Joey has become a role model for other children with type 1 diabetes. However, I have noticed that when he’s in a situation where there are kids around that aren’t aware he has type 1 diabetes, he becomes reserved. Yet, other times he can be so confident. As an ADA Ambassador, he spoke in front of hundreds this past year.
A radio personality that interviewed Joey told me he was very impressed by him, being such a young man with so much wisdom. I am very proud of Joey’s convictions with raising diabetes awareness.
Now how do I help him remain confident? No kid wants to be different.
Empowering Others with Diabetes
We know another family whose son has type 1 diabetes. He was diagnosed as a toddler and is now 16 and having major issues with “having” type 1 diabetes. I ran into his mom at a function and she told me he was having a very hard time and not being responsible with counting carbs, insulin dosing and all the necessary steps to staying healthy with type 1 diabetes. He has never been approved for an insulin pump by his Endo, because he won’t take the time to log his numbers, or as she said, take care of himself.
I asked her if we could help and suggested having her son join me and Joey at one of our events, so he could be inspired by a professional athlete, famous race car driver, rock star or doctor talking about advances in the search for a cure. Her response to me almost put me on the ground. I was speechless – my mouth probably hit the floor. She said, “He doesn’t want to be defined by his diabetes.“ Now to me, this was a personal attack on my parenting skills. I felt like she was saying, “Why are you putting Joey out there to constantly be talking about diabetes, blah, blah, blah.” This made me think. Is Joey being defined by diabetes and, if so, am I responsible?
I shared this experience with a few colleagues to get a different perspective. The overall consensus was that children with type 1 diabetes have a lot to deal with. Although, to be successful in life with type 1, they have to learn to take control of the disease. And by attending events hosted by the American Diabetes Association and other diabetes groups, they are empowering themselves. It’s a good opportunity for them to connect with others who can provide assistance, new ideas and inspiration. By ignoring the issue and pretending it doesn’t exist, our friend’s son is holding himself back!

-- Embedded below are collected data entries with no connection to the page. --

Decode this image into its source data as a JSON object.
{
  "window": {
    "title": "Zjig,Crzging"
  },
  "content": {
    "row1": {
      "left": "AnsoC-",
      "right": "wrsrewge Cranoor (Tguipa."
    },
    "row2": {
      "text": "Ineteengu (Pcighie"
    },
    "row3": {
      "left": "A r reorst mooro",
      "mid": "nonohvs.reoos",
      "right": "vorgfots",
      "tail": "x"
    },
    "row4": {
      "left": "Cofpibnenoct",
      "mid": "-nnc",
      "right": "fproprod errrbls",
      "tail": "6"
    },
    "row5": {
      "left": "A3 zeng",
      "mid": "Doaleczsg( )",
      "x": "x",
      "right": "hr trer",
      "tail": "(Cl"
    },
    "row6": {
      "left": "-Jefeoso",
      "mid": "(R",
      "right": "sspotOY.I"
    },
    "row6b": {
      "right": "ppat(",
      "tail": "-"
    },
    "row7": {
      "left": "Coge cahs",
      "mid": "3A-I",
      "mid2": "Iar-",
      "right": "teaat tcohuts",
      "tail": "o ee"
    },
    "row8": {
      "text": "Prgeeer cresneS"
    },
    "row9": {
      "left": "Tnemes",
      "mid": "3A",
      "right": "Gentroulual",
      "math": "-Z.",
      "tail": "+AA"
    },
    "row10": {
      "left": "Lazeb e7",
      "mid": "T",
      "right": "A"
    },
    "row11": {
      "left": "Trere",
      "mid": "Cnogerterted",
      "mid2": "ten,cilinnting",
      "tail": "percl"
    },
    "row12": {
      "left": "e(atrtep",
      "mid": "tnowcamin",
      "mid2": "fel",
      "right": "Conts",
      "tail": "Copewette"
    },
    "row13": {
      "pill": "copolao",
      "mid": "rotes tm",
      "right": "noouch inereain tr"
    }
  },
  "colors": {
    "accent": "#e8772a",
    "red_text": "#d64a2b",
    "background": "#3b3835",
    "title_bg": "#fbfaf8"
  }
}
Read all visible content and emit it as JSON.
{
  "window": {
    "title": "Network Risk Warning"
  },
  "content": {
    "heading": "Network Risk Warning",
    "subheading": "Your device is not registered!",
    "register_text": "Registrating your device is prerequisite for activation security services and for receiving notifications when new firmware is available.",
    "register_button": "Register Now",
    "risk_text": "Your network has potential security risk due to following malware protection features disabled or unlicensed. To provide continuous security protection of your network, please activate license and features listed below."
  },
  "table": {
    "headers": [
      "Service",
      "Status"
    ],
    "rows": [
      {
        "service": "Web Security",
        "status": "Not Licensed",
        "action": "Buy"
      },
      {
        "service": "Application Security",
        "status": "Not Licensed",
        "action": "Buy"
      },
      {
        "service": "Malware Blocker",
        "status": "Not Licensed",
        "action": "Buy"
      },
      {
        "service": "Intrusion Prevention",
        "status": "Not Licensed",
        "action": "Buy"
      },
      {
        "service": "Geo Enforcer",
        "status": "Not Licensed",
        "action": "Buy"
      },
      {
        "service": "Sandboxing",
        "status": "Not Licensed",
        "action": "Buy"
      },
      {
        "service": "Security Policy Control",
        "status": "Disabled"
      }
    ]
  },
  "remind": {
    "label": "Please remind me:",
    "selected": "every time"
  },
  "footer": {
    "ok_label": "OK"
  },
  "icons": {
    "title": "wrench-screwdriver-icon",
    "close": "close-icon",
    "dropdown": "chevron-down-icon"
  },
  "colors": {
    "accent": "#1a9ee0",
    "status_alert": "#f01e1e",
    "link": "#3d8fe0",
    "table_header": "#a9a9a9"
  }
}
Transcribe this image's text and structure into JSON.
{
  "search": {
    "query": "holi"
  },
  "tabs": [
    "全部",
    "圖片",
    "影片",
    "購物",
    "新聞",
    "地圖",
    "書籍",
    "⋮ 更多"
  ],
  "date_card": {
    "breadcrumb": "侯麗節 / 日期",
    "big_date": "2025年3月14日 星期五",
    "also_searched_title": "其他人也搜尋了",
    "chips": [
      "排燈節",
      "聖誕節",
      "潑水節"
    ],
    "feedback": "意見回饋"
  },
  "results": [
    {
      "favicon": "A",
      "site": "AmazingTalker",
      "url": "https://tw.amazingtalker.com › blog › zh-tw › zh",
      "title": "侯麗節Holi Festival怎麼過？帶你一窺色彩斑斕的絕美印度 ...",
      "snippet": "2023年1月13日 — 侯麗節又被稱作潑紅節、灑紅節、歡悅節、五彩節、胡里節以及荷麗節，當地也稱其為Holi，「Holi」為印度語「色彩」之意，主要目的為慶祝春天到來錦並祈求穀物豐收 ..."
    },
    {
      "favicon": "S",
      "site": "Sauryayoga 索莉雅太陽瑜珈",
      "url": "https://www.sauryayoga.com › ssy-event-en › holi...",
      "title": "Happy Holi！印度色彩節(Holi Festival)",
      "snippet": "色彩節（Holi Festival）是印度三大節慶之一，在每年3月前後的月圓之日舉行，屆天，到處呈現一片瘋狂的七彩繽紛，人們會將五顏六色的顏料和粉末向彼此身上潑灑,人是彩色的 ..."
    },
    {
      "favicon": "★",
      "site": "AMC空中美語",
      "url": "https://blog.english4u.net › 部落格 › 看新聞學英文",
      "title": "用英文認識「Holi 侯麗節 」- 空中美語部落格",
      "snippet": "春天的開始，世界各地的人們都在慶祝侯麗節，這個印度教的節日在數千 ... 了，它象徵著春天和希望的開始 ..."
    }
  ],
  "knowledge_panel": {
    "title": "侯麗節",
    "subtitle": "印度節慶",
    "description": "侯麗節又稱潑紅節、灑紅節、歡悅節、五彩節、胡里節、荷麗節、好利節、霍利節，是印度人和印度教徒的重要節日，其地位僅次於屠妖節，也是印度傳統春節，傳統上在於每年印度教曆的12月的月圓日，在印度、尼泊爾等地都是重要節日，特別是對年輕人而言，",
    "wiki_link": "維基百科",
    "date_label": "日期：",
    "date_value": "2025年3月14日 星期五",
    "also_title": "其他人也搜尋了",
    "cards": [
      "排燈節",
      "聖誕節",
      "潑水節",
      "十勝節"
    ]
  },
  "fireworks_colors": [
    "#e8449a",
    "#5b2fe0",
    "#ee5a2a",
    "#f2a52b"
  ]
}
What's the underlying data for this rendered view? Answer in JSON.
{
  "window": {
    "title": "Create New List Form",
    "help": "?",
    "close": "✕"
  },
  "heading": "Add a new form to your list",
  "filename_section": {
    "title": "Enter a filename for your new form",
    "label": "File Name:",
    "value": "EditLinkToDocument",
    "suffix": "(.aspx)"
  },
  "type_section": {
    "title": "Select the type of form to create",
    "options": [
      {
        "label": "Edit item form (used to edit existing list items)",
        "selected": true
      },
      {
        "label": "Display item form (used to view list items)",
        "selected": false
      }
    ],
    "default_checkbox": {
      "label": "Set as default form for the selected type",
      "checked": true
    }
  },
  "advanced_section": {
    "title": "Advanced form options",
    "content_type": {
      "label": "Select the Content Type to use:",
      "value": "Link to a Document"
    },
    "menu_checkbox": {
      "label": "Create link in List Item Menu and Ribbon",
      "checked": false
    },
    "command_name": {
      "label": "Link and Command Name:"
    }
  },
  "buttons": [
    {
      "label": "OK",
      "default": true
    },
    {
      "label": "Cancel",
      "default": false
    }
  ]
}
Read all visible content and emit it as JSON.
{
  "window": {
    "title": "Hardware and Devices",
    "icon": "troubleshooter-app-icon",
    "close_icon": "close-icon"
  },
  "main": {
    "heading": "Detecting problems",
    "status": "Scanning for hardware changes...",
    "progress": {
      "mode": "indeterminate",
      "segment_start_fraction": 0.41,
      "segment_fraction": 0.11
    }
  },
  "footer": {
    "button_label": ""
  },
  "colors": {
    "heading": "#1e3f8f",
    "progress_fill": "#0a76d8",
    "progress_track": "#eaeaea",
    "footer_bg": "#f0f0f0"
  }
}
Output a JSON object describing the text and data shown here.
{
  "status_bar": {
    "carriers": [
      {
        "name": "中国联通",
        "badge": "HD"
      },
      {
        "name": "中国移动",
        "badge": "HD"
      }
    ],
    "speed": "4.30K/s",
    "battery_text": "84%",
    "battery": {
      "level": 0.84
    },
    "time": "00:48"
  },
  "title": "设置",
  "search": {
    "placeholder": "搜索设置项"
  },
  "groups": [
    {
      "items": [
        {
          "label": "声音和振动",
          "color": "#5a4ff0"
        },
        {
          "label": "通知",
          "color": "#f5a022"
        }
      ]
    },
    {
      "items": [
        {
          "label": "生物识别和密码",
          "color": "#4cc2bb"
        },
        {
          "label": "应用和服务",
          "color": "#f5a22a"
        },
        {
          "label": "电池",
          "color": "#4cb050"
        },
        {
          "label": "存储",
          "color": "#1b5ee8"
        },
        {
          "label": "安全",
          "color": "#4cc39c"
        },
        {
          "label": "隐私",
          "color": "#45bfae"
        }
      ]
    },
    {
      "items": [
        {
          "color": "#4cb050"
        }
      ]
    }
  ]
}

We plan on reaching out to him until he says yes to attending an ADA event with us, praying that he will be inspired.
Inspiration from Other People with Diabetes
Because of Joey’s tenacity, he met Jake Byrne, a former college football player with diabetes who is now playing for the San Diego Chargers. Jake has been more than a mentor to Joey. He’s become a family friend who, as a professional football player, inspires us every time he’s on the football field. It’s so important for kids to have someone to look up to and, when the kid has type 1 diabetes and the person that inspires him also has type 1, it’s pretty special.
Joey has also met a lot of kids with type 1 diabetes just like himself, who are embracing the disease and making excellent choices regarding their own health.
So, to answer my own question, no, Joey is NOT being defined by type 1 diabetes. He is facing it head on and helping others do the same.